Indien men in de RPR reeds voorzien heeft dat de algemeen directeur zelf dienstvrijstellingen kan toekennen, kan deze laatste snel bovenstaande principes toepassen. In de besturen die deze bepaling niet hebben, neemt in principe het bevoegde orgaan (vaak nog de raad) deze beslissing en voert de algemeen directeur deze uit. Dit komt dan ook ter sprake op een bijzonder onderhandelingscomité.

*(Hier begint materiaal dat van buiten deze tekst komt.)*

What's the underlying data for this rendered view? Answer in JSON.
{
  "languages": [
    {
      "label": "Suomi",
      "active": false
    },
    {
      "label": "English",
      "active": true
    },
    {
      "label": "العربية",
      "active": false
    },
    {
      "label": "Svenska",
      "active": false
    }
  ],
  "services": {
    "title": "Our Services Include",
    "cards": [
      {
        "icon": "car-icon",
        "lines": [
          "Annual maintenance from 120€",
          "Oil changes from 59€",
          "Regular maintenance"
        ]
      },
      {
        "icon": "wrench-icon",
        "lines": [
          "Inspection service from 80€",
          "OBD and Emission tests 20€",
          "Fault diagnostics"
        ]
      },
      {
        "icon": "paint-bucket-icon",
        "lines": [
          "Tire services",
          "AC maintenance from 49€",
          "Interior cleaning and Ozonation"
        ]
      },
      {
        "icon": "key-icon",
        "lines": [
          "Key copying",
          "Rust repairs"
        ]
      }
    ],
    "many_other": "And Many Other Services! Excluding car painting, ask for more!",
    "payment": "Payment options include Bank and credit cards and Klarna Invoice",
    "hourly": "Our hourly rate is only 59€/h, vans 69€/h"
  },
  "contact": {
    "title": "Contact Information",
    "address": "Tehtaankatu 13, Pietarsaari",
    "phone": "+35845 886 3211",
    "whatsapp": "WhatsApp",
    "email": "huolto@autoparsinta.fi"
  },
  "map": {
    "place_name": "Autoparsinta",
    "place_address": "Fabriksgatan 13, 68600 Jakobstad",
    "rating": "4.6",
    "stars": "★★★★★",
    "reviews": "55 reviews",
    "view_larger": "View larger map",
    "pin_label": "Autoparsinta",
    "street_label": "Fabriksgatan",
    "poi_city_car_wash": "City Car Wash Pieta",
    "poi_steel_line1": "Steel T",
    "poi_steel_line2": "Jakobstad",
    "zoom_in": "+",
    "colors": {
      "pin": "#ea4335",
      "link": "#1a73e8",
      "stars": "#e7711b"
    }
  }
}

Bron: Mailing ABB 6 juli 2021

  • Haal meer
    uit uw
    personeelsbeleid
  • * Dynamische helpdesk
    * Onderbouwd advies van experten
    * Persoonlijke en actieve participatie

Nood aan een persoonlijke, efficiënte oplossing voor uw probleem?

Ons team van experten hoort graag meer van u
CONTACTEER ONS

Juridisch advies dat werkt.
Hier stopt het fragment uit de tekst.